Ce qui apparaît Wood et Beymer est l'œuvre de Moreno et Chakiris, comme les amants portoricains Anita et Bernardo. Il n'est pas étonnant qu'ils aient remporté les Oscars de soutien et que les protagonistes ne l'aient pas fait. Moreno peut chanter, peut danser et dégage une passion qui donne une vie particulière à ses scènes. Pour moi, les moments les plus puissants du film surviennent lorsqu'Anita visite le magasin de bonbons de Doc pour apporter un message d'amour de Maria à Tony – et est insultée, bousculée et presque violée par les Jets. Cela la conduit, en colère, à abandonner son message romantique et à crier que Maria est morte – mettant le moteur du dernier acte de Shakespeare en mouvement d'une manière qui a un sens dramatique parfait. Étudier la façon dont elle joue dans cette scène, c'est comprendre ce qui manque à la performance de Wood.


Kael a raison pour le dialogue. C'est principalement piéton et sans inspiration; il fait le travail et fait avancer l'intrigue, mais manque non seulement de l'éloquence et de la poésie de Shakespeare, mais même de la puissance qu'un dramaturge du XXe siècle comme O'Neill ou Williams lui aurait apporté. Comparez la scène du balcon dans "West Side Story" avec celle filmée six ans plus tard par Franco Zeffirelli dans "Roméo et Juliette", et vous constaterez qu'il est possible de faire un succès au box-office tout en utilisant un grand langage.


Ce que j'ai adoré pendant "West Side Story", et pourquoi je le recommande, c'est la danse elle-même. La séquence d'ouverture de claquement de doigts est l'une des meilleures utilisations de la danse dans l'histoire du cinéma. C'est arrivé parce que Robbins, lisant le scénario, a demandé : "Pourquoi dansent-ils ? "

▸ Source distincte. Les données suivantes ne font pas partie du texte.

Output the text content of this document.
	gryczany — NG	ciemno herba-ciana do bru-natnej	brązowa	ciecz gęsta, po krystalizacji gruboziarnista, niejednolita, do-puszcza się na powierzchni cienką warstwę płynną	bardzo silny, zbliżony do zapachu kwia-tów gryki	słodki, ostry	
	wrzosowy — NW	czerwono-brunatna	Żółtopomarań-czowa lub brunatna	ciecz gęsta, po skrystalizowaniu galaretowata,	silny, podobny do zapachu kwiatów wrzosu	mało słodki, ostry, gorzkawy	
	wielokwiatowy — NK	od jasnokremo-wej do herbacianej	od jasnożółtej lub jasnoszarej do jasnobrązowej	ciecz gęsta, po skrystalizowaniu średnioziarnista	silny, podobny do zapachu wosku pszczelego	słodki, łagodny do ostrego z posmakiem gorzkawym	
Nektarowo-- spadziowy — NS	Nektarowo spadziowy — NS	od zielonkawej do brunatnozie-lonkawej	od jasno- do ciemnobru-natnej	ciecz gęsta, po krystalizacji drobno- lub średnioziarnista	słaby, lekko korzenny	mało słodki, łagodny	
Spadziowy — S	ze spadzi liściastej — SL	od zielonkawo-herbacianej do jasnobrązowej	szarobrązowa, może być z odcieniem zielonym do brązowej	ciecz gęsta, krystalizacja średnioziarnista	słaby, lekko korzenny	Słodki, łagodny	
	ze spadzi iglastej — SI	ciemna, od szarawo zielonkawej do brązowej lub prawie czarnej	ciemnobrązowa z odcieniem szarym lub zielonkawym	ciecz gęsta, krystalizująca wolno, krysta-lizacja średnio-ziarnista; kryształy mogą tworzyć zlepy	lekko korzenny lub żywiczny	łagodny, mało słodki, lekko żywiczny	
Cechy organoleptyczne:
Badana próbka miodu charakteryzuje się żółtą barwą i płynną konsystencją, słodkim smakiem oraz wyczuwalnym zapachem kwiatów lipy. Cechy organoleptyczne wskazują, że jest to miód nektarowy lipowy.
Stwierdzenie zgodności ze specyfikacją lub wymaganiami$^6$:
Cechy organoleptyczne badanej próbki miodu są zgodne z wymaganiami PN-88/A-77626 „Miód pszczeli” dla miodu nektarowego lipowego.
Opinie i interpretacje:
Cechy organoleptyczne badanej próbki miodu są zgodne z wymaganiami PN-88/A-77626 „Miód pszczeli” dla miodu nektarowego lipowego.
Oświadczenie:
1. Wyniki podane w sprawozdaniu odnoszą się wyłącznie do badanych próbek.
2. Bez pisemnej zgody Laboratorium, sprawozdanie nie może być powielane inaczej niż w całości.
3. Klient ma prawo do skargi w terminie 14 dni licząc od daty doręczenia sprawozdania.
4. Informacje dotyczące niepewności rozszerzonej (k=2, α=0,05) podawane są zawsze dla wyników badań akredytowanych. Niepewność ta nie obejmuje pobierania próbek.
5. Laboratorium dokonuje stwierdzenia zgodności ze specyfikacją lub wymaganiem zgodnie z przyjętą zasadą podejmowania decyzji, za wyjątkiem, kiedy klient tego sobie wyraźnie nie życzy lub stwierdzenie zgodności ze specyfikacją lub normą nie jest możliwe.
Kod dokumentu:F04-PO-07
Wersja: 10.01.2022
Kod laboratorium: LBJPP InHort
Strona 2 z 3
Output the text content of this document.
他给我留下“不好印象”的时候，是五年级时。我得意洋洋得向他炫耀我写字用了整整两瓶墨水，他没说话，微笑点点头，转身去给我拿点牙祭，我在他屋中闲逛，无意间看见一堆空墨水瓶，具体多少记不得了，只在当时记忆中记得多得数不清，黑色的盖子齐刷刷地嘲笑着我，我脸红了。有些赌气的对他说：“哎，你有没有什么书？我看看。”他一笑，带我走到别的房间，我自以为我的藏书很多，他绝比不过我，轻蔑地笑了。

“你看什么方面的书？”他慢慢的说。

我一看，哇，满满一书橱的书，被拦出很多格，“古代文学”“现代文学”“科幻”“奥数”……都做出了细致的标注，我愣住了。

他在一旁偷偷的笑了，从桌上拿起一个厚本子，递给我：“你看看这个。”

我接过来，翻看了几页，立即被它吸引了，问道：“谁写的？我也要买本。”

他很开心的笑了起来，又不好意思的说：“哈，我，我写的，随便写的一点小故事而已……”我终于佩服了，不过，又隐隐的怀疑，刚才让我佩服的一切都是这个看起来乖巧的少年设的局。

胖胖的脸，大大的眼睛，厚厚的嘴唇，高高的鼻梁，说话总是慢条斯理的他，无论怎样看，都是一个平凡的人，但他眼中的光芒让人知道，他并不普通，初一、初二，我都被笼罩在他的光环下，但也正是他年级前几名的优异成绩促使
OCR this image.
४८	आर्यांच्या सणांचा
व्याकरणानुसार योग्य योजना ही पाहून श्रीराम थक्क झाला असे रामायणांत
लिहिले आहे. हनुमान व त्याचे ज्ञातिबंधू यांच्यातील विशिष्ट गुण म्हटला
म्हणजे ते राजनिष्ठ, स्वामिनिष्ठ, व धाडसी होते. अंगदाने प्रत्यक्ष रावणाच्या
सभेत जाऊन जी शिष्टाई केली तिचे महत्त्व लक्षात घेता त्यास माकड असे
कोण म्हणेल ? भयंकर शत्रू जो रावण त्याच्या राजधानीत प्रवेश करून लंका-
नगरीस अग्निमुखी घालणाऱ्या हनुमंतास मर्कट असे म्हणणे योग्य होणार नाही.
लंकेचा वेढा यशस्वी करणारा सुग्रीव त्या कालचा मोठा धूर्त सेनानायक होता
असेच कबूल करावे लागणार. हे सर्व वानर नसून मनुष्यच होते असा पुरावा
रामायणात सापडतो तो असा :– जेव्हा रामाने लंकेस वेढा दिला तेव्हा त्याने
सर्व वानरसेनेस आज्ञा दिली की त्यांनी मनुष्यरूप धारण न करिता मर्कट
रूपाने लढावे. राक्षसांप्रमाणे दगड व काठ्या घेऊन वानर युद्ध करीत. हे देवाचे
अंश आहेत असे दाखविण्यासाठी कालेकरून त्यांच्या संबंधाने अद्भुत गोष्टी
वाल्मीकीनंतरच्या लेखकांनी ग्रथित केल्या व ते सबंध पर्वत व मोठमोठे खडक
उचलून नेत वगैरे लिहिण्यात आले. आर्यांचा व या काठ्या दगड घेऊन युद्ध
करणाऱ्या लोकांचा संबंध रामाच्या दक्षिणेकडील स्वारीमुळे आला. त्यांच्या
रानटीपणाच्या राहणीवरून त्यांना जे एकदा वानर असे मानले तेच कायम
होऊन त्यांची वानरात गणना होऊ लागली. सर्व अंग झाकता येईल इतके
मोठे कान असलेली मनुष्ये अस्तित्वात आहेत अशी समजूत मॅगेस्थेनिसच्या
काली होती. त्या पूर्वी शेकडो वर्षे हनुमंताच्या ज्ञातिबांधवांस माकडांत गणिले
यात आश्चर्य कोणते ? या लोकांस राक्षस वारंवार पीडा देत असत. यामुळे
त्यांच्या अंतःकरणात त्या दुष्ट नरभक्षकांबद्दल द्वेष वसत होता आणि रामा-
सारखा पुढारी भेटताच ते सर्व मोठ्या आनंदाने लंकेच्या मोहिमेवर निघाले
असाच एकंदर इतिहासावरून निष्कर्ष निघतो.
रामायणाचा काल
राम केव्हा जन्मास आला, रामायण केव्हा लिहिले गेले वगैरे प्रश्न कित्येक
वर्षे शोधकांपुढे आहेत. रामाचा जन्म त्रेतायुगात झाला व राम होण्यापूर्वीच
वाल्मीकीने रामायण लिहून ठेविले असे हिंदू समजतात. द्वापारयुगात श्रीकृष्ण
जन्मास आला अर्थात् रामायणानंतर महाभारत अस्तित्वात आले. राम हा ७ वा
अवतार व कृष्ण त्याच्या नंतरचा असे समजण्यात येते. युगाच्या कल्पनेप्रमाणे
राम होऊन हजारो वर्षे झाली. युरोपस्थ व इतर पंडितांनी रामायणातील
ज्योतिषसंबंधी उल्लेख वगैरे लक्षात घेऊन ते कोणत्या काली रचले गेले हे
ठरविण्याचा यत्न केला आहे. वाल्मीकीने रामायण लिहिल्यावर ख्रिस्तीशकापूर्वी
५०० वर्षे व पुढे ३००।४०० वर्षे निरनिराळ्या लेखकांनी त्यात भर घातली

L'écrivain Laurents a convenu: "Vous ne pouvez pas avoir une histoire de meurtre, de violence, de préjugés, de tentative de viol et le faire dans un style musical traditionnel." Il a donc décrit le prologue, sans dialogue, permettant à Robbins d'établir les gangs de rue, de montrer leur ordre hiérarchique, de célébrer leur fanfaronnade dans la rue, de démontrer leur grâce physique et d'établir leur hostilité - le tout dans un ballet composé par Bernstein avec de la musique, claquements de doigts et colère.


Le prologue met en place l'impact physique musculaire de toutes les danses, et Robbins est doué pour déplacer ses gangs en tant qu'unités tout en faisant en sorte que chaque danseur ressemble à un individu. Chaque membre du gang a son propre style, sa propre motivation, et pourtant comme la caméra va pour les plans hauts et les très bas, l'ensemble semble s'accorder. Cela m'a rappelé la chorégraphie physique d'un autre film de 1961, " Yojimbo " de Kurosawa , dans lequel une bande de samouraïs se déplacent rapidement et rapidement à travers l'action avec une coordination semblable à celle d'un serpent.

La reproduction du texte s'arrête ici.